= Laosicheng =

Archaeological site in Hunan, China

Laosicheng (老司城 (Lǎosīchéng)) is an archaeological site in Sicheng Village (司城村) of Lingxi Town, Yongshun County, Hunan Province, China. It is one of the three Tusi Sites designated by the UNESCO as a World Heritage Site, designated on July 3, 2015. The site is the historic capital of Peng clan Tusi (彭氏土司) for six centuries in modern-day Yongshun, built in 1135 (Southern Song dynasty) and abandoned in 1724 (Qing dynasty). Its original name was Fushicheng (福石城) or Fushi City.

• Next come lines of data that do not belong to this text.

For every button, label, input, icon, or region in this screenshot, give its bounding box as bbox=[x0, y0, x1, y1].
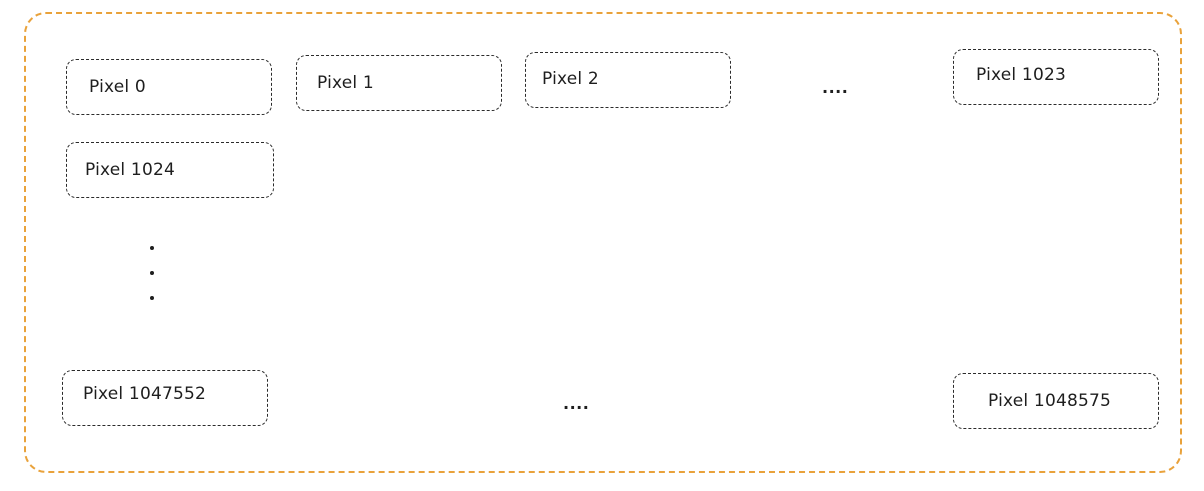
pixel-label: Pixel 1 bbox=[317, 73, 374, 93]
vertical-ellipsis-dot bbox=[150, 246, 154, 250]
vertical-ellipsis-dot bbox=[150, 271, 154, 275]
pixel-box-1023: Pixel 1023 bbox=[953, 49, 1159, 105]
pixel-label: Pixel 2 bbox=[542, 69, 599, 89]
pixel-box-1048575: Pixel 1048575 bbox=[953, 373, 1159, 429]
pixel-label: Pixel 1024 bbox=[85, 160, 175, 180]
pixel-box-0: Pixel 0 bbox=[66, 59, 272, 115]
pixel-box-2: Pixel 2 bbox=[525, 52, 731, 108]
pixel-box-1: Pixel 1 bbox=[296, 55, 502, 111]
vertical-ellipsis-dot bbox=[150, 296, 154, 300]
ellipsis-top-row: .... bbox=[822, 78, 849, 97]
ellipsis-bottom-row: .... bbox=[563, 394, 590, 413]
pixel-label: Pixel 1023 bbox=[976, 65, 1066, 85]
pixel-label: Pixel 1048575 bbox=[988, 391, 1112, 411]
pixel-label: Pixel 0 bbox=[89, 77, 146, 97]
pixel-box-1047552: Pixel 1047552 bbox=[62, 370, 268, 426]
pixel-box-1024: Pixel 1024 bbox=[66, 142, 274, 198]
pixel-label: Pixel 1047552 bbox=[83, 384, 207, 404]
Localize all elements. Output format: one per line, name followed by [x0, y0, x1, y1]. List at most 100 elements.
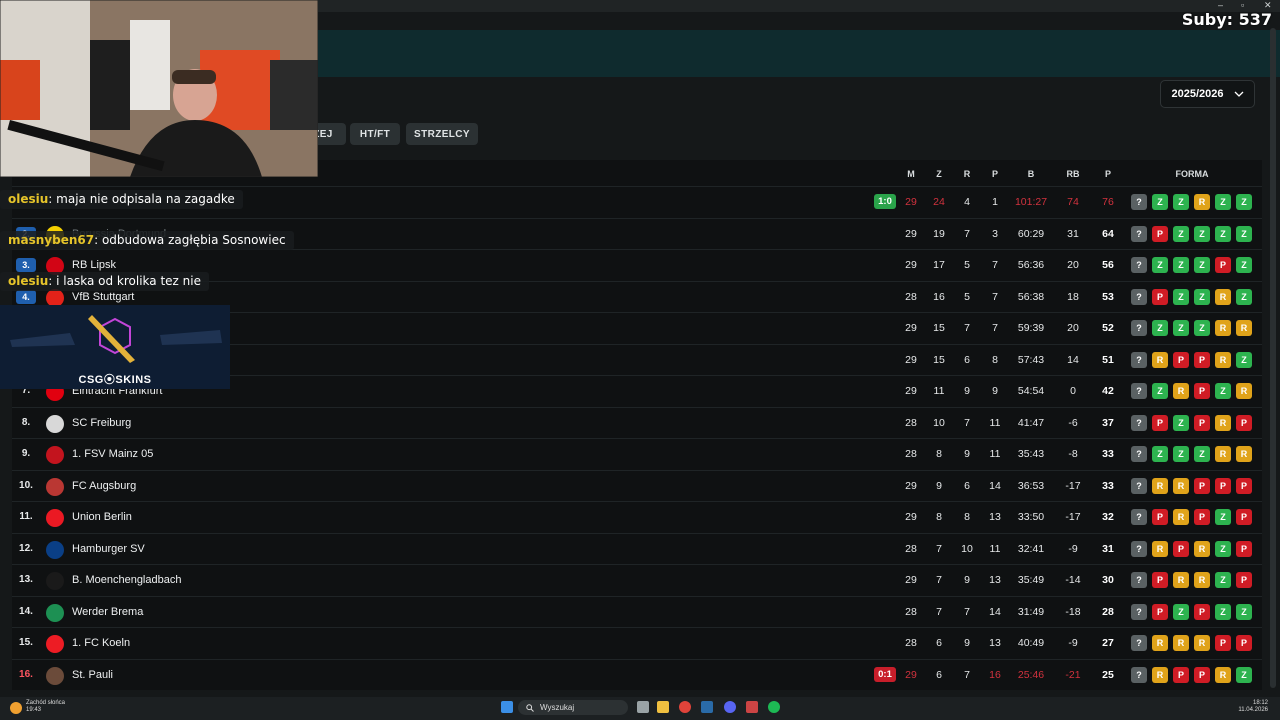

Located by the riverside of Lingxi River (灵溪河), the upstream section of Niulu River (牛路河) which is the second-level tributary of You River, Laosicheng site is the first world cultural heritage site in Hunan province, and also the largest, earliest and best-preserved ancient Tusi city in China. Laosicheng site covers a total area of 25 square kilometers, its core zone has an area of more than 250,000 square meters, in an urban layout of road networks and drainage systems. The relics unearthed included the Hall of Patriarch, Patriarch Temple of the Peng clan, the tombs of Tusi chieftains, ancient streets, ancient city walls, memorial arches, bronze bells and stone horses. It is known as a sacred place of the Tujia culture.